California Court of Appeals Accepts Trial Court's Refusal to Give "Sophisticated Purchaser Defense" Instruction to Jury on Failure to Warn
In a decision likely to disappoint many defendants involved in the California asbestos litigation, California’s Second Appellate District upheld a trial court decision in which the trial judge refused to instruct the jury under a “sophisticated purchaser defense.” Stewart vs. Union Carbide Corp., No. B216193 (2nd App. Dist. Nov. 16, 2010)
Plaintiff was employed as a plumber from the late 1960s until he developed mesothelioma in 2007. While working on various commercial and residential construction jobs, the plumber often worked near the drywallers who were installing drywall and using joint compound. The joint compound, which contained asbestos at certain times, was manufactured by USG and Hamilton Materials. The plumber presented evidence that USG and Hamilton Materials obtained the raw asbestos from Union Carbide Corp.
According to the plumber, the drywallers followed the plumbers on any given job. Drywallers would install the drywall, tape the joints, put joint compound over the tape and then sand the joint compound. Significant amounts of dust were created during the sanding phase. Laborers would later sweep up the area, thereby stirring the dust up again. The plumber testified that “there was no way to avoid breathing this dust.”
During the closing at trial, the plumber’s counsel argued that Union Carbide failed to meet its burden of proof and that there was a complete lack of evidence that the other entities listed on the special verdict form were at fault. Union Carbide objected to the plumber’s counsel’s comment in that it implied that Union Carbide had the burden of proving specific fault percentages. It asked the court to instruct the jury accordingly. The court refused.
A directed verdict was entered in favor of Union Carbide on the fraud count. However, the jury found in favor of the plumber and against Union Carbide on all causes of action for negligence and strict products liability on both failure to warn and design defect/consumer expectations theories. Although 47 entities were named in the action, the jury allocated 85 percent of the fault in the case to Union Carbide and 15 percent to Hamilton Materials; there was no fault allocation to the other entities. A multiple seven-figure verdict was rendered against Union Carbide.
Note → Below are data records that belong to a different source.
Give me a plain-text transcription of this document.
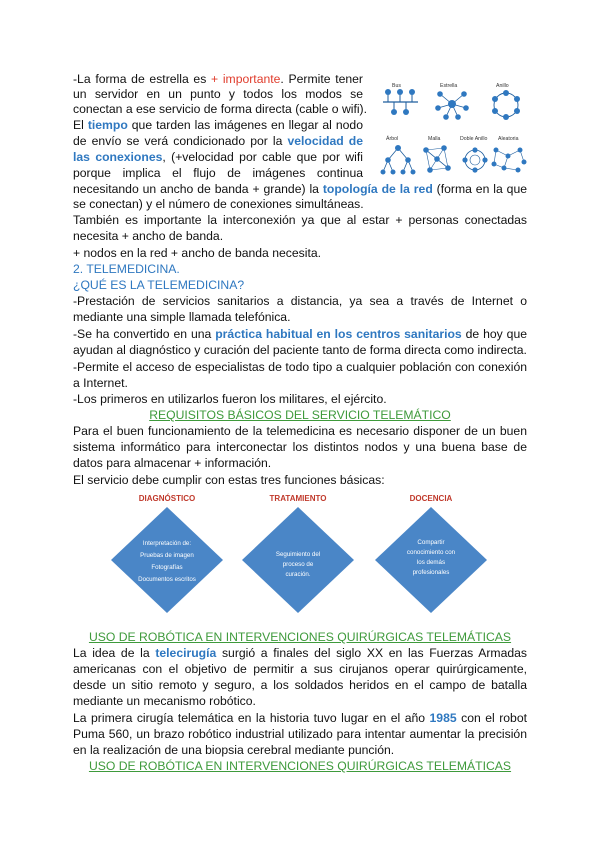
-La forma de estrella es + importante. Permite tener

un servidor en un punto y todos los modos se

conectan a ese servicio de forma directa (cable o wifi).

El tiempo que tarden las imágenes en llegar al nodo

de envío se verá condicionado por la velocidad de

las conexiones, (+velocidad por cable que por wifi

porque implica el flujo de imágenes continua

necesitando un ancho de banda + grande) la topología de la red (forma en la que

se conectan) y el número de conexiones simultáneas.

También es importante la interconexión ya que al estar + personas conectadas

necesita + ancho de banda.

+ nodos en la red + ancho de banda necesita.

Bus	Estrella	Anillo
Árbol	Malla	Doble Anillo Aleatoria

2. TELEMEDICINA.

¿QUÉ ES LA TELEMEDICINA?

-Prestación de servicios sanitarios a distancia, ya sea a través de Internet o

mediante una simple llamada telefónica.

-Se ha convertido en una práctica habitual en los centros sanitarios de hoy que

ayudan al diagnóstico y curación del paciente tanto de forma directa como indirecta.

-Permite el acceso de especialistas de todo tipo a cualquier población con conexión

a Internet.

-Los primeros en utilizarlos fueron los militares, el ejército.

REQUISITOS BÁSICOS DEL SERVICIO TELEMÁTICO

Para el buen funcionamiento de la telemedicina es necesario disponer de un buen

sistema informático para interconectar los distintos nodos y una buena base de

datos para almacenar + información.

El servicio debe cumplir con estas tres funciones básicas:

DIAGNÓSTICO
Interpretación de:
Pruebas de imagen
Fotografías
Documentos escritos
TRATAMIENTO
Seguimiento del
proceso de
curación.
DOCENCIA
Compartir
conocimiento con
los demás
profesionales

USO DE ROBÓTICA EN INTERVENCIONES QUIRÚRGICAS TELEMÁTICAS

La idea de la telecirugía surgió a finales del siglo XX en las Fuerzas Armadas

americanas con el objetivo de permitir a sus cirujanos operar quirúrgicamente,

desde un sitio remoto y seguro, a los soldados heridos en el campo de batalla

mediante un mecanismo robótico.

La primera cirugía telemática en la historia tuvo lugar en el año 1985 con el robot

Puma 560, un brazo robótico industrial utilizado para intentar aumentar la precisión

en la realización de una biopsia cerebral mediante punción.

USO DE ROBÓTICA EN INTERVENCIONES QUIRÚRGICAS TELEMÁTICAS
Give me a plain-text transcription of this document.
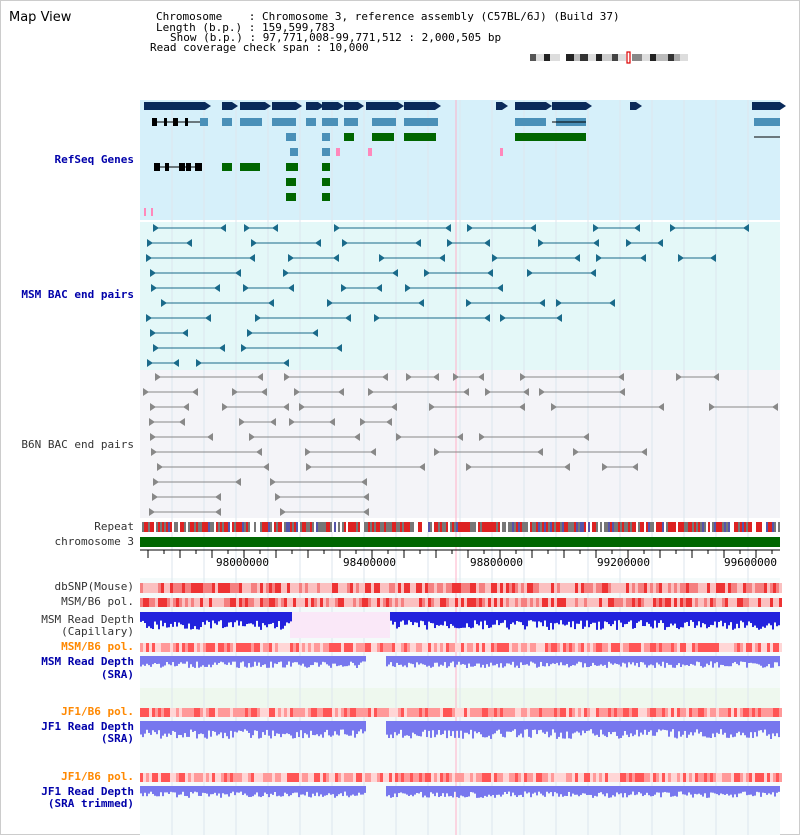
Map View	Chromosome    : Chromosome 3, reference assembly (C57BL/6J) (Build 37)
Length (b.p.) : 159,599,783
Show (b.p.) : 97,771,008-99,771,512 : 2,000,505 bp
Read coverage check span : 10,000
RefSeq Genes
MSM BAC end pairs
B6N BAC end pairs
Repeat
chromosome 3
dbSNP(Mouse)
MSM/B6 pol.
MSM Read Depth
(Capillary)
MSM/B6 pol.
MSM Read Depth
(SRA)
JF1/B6 pol.
JF1 Read Depth
(SRA)
JF1/B6 pol.
JF1 Read Depth
(SRA trimmed)
98000000	98400000	98800000	99200000	99600000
On appeal, Union Carbide argued that the trial court improperly refused to instruct the jury on the “sophisticated purchaser defense.” In particular, Union Carbide wanted the jury to hear and be instructed on the following: “Where the risk of using a hazardous product is already known, or should be known, by the purchaser of that product, the product supplier has no duty to warn of the product’s potential hazards; that a bulk supplier’s or raw materials supplier’s duty to warn is measured by what is generally known or should be known to purchasers of the raw product, rather than by the individual plaintiff’s knowledge; and that the sale of a raw material to a sophisticated intermediary purchaser who knew or should have known of the risks of that raw material cannot be the legal cause of any harm the raw material may cause.”
Union Carbide cited Johnson vs. American Standard, Inc., 43 Cal. 4th 56 (2008), in support of its position on appeal. In Johnson, plaintiff was a certified air conditioning repair technician who was injured on the job while he was repairing an air conditioner that lacked a warning of a dangerous condition which could occur during repair. Johnson stands for the proposition that manufacturers have a duty to warn consumers about the hazards inherent in their products, but that there is an exception to the rule that “sophisticated users need not be warned about dangers of which they are already aware or should be aware.”
Distinguishing Johnson, the Stewart court clarified that Johnson “did not impute an intermediary’s knowledge to the plaintiff, or charge him with any knowledge except that which had been made available to him through his training and which, by reason of his profession and certification.” The court criticized Union Carbide’s position because the plumber had not obtained any knowledge of the dangers associated with asbestos and had no obligation to do so. Johnson also did not stand for the principle that since Union Carbide’s customers (Hamilton Materials and USG) knew or should have known of the dangers of asbestos, Union Carbide did not have to warn the plumber. The court stated, “[a]s we have seen, however, Johnson was not concerned with the knowledge of the purchaser, but with the knowledge of the user.” Further, “the employer-employee relationship is different than the relationship between a sophisticated user intermediary and an unknown number of non-employees who may at some point work with the sophisticated user’s product.”
The Stewart decision will be disconcerting to many because the court has limited the application of the sophisticated user doctrine to instances where the actual user knew or had reason to know of the product’s dangers. It also seems to limit the application of the bulk supplier and component part defenses. Finally, the decision seems to unfairly imply that the “defendant” has the burden of proof to provide specific percentages of fault in order to reduce its own liability in the case. That has never been the law in California.